Parties are obligated under political financing law to publicly list the venue name, but Elections Canada said in guidelines published last week that Parliament could change the law to account for those concerns.
Until then, all fundraising events held in person — outside a general election — must be posted on the registered party’s website and must include the venue name as well as the municipality, province or territory, and postal code.
Both the Liberal and Conservative parties have been leaving venue details out of online notices for fundraising events attended by their leaders, citing increased security threats.
By Monday afternoon, the Conservative party had already updated its website to include the specific location of an upcoming fundraiser featuring its leader Pierre Poilievre.
For its part, the Liberal party said in a statement that it will fully comply with all Elections Canada regulations for fundraising.
Elections Canada made its final ruling last week after an unnamed political party suggested that listing the municipality and province or territory where an event was being held would be sufficient.
The agency did not say which party made the initial inquiry, but last spring the Liberal party informed the agency of a security issue linked to the public listing of a venue.
Prime Minister Justin Trudeau’s planned fundraising event in Surrey, B.C., was cancelled after the RCMP warned the protest outside could escalate.
“This incident followed numerous reports in recent years of security concerns involving politicians across the political spectrum,” Elections Canada said in its decision.
For example, during the 2021 general election, there was an increase of incidents ranging from “vandalism to assault.” In summer 2022, MPs were issued panic buttons due to a “rising concern about harassment of Parliamentarians.”
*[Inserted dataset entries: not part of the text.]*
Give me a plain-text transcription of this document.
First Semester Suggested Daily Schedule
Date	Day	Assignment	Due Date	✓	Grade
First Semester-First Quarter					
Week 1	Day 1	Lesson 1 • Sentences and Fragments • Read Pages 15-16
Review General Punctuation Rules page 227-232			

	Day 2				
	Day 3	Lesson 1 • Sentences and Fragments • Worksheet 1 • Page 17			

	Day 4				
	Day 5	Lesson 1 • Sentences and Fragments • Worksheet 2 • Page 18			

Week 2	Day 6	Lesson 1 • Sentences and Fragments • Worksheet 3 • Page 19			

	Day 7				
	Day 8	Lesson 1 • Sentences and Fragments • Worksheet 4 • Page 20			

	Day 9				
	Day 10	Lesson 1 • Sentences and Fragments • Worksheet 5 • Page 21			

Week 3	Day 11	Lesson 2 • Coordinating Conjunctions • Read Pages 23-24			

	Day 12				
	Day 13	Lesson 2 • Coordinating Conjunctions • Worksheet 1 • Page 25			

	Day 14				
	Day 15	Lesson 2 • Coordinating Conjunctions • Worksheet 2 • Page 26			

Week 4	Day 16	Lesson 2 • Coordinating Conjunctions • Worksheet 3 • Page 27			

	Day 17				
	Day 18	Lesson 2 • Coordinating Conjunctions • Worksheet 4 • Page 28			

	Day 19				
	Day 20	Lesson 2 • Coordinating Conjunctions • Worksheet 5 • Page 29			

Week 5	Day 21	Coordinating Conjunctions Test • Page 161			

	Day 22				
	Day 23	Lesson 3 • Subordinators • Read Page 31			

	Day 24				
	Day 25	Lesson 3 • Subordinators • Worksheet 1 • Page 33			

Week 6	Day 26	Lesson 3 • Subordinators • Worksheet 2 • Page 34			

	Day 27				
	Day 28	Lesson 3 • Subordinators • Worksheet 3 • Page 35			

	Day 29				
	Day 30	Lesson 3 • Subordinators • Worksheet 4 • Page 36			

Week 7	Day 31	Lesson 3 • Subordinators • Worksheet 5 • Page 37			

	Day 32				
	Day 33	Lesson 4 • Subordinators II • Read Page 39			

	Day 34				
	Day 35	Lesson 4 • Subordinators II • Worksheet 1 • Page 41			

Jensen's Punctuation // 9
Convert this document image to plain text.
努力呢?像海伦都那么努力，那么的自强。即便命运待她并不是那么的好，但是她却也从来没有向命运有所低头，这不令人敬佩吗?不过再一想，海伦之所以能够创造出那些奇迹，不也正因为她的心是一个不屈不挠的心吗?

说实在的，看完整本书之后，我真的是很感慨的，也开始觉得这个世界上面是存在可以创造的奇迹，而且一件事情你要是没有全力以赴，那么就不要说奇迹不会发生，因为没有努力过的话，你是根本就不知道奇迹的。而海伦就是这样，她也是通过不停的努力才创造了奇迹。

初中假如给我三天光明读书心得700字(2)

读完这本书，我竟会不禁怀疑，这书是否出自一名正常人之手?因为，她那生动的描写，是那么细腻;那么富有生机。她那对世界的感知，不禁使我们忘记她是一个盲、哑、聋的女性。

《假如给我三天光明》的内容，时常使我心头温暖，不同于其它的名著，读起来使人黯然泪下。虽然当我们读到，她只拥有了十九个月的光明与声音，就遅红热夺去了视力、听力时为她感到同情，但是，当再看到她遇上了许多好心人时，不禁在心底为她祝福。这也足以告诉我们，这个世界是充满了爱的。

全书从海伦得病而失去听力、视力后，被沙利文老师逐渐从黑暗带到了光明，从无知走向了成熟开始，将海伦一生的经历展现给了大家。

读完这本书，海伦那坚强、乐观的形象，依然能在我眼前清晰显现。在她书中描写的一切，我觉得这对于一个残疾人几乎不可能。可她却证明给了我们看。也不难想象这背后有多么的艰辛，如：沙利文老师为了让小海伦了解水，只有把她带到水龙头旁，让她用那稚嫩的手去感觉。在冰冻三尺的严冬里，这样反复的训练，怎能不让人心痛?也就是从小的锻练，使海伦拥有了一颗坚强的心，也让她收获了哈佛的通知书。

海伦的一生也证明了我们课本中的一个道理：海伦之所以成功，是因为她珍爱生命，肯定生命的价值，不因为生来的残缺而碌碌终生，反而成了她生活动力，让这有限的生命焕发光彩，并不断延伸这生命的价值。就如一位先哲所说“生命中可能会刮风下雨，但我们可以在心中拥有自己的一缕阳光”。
The Liberal and Conservative parties have been united in their stance that disclosing venue locations leads to safety concerns. The New Democrats and Bloc Québécois did not express those same concerns to Elections Canada.
The Conservative party told Elections Canada that disclosing events “considerably increases the risk and security concerns” for MPs, “especially the leaders of registered parties.”
“Given that all regulated events must be advertised publicly five days prior, it exponentially increases security risks and concerns of all those involved: parliamentarians, attendees, and event staff,” the party wrote in its submission.
As for the Liberal Party of Canada, it argued that events interrupted by security risks affects people’s ability to participate in the democratic process.
“Allowing events to be disrupted in an escalated manner undermines the ability of individuals to support the democratic process, puts their safety at risk, and violates their guaranteed right to freedom of expression under the Charter of Rights and Freedom,” the Liberal party wrote in its submission to Elections Canada.
But the agency argued that when the Liberal government brought in Bill C-50 in 2018, an act to amend the Canada Elections Act on political financing, the primary objective was to increase overall transparency around political fundraising.
“A key element was transparency for the media, who have an interest in reporting on fundraisers attended by prominent politicians and who in turn keep the public informed,” Elections Canada said in its final decision.
Elections Canada is concerned that parties might not disclose the location to all people with a legitimate interest in the event, or they might not disclose the location in a timely fashion if it’s not posted publicly online.